I agree with everything said here by Gayle and I too only accept
stains which have been run with IgG controls, preferable isotype
specific IgG controls, at the precise same concentration as the
primary. In addition, the IgG controls should ideally be from the
same company as the primary as different companies purify their Abs
with different methods/buffers etc - this isn't always possible or
feasible within the budget, but it's a nice thing to aim for.
But I just want to add that another critical negative control besides
IgG controls for any antibody - especially and importantly when doing
antibody workups - is to run a tissue processed precisely the same
way and which is absolutely negative for your antigen alongside your
test sample. If you see positive staining in your test sample but the
no-antigen tissue control and IgG controls are negative, well then
you can be almost 100% sure your stain is real.
>I was taught that a true negative control should not be elimination
>of the primary antibody (NULL control) but use the immunoglobulin
>matching the host of the primary antibody and at the same
>concentration as the primary antibody. Some people use nonimmune
>serum, but we prefer using IgG, IgG isotype, or IgM. I also found
>out the hard way, in a research project, that using non immune
>normal serum was unacceptable to reviewers, and the whole,
>incredibly tedious and difficult immunogold staining had to be
>repeated before a manuscript was accepted. A very hard lesson, and
>now there is a collection of IgG or isotype controls for all
>immunostaining projects available.
>This immunoglobulin negative control can be used on a patient
>tissue. The Ig negative control is there to evaluate nonspecific
>staining in that particular tissue. If background occurs, then a
>source test may be necessary, and with elimination of a primary
>antibody, that is the first step in a background source test.

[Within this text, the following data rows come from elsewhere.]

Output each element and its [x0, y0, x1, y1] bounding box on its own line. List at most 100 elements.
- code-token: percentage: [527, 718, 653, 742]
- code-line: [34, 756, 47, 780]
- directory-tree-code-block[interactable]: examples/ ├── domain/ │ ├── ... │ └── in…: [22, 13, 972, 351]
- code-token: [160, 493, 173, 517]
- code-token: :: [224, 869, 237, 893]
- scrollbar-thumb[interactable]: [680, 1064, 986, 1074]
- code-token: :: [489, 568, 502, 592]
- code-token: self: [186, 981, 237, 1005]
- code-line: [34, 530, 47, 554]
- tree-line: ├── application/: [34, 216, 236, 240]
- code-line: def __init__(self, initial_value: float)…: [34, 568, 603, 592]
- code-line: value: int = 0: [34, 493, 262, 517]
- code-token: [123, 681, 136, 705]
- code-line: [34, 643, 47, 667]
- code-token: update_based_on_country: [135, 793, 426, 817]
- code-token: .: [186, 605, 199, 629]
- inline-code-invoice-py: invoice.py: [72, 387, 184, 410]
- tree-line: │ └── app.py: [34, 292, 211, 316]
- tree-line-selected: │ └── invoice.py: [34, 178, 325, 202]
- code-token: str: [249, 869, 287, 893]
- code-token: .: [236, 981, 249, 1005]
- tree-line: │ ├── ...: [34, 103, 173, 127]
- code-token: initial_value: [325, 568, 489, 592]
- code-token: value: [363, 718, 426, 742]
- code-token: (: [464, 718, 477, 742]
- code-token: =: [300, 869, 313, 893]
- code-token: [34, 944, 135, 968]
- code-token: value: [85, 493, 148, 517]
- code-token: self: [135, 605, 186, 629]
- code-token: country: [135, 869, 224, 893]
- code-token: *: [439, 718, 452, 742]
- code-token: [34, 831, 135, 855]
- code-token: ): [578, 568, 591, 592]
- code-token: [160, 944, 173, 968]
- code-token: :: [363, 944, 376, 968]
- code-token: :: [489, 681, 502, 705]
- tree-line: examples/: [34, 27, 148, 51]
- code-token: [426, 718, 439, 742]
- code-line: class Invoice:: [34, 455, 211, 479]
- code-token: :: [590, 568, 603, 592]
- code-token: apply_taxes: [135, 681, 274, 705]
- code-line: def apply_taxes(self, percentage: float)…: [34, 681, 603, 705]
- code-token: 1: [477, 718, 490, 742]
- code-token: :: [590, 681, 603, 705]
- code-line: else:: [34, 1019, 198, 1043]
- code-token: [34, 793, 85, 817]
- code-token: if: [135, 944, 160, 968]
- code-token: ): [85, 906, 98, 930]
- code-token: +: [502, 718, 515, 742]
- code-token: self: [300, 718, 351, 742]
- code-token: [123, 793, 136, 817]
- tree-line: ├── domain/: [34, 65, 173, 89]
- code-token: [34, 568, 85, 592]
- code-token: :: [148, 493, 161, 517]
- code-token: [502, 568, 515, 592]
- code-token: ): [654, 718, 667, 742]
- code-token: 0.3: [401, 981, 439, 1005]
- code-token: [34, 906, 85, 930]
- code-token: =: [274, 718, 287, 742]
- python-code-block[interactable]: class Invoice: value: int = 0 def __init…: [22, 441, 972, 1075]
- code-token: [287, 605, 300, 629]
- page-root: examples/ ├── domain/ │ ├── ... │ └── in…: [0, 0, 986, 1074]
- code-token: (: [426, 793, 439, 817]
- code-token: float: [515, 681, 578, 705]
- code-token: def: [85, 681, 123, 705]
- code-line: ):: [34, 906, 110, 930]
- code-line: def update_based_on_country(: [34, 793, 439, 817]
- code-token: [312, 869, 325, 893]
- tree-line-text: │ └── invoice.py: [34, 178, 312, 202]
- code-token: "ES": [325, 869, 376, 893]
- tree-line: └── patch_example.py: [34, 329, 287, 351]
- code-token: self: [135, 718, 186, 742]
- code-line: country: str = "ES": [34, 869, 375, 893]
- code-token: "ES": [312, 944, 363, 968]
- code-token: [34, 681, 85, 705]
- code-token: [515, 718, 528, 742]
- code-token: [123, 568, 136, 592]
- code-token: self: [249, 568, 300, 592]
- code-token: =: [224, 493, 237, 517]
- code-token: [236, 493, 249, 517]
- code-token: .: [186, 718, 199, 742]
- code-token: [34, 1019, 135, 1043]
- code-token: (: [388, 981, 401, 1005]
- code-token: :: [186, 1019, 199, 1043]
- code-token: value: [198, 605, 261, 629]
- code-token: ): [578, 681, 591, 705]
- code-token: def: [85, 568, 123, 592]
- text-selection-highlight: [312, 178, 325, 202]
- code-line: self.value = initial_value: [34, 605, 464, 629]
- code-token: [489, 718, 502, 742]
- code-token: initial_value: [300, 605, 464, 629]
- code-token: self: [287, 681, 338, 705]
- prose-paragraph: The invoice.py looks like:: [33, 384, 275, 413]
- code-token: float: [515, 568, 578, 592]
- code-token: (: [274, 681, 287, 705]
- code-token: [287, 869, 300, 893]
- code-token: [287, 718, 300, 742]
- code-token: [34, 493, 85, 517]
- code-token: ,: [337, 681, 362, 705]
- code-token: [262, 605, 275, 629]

>There is an excellent discussion of negative controls, tissue or
>reagent controls, in the freebie, Dako's Education Guide,
>Immunohistochenisal staining methods, Fourth Edition and available
>as pdf on Dako Website. There are several ways of setting up a
>negative or positive control. Their comment on page 114 of this
>manual, verbatim, "Finally, the diluent itself may be used as an
>alternative, which, however is neither efficient nor desirable"
>leads me to think the immunoglobulin control is more acceptable.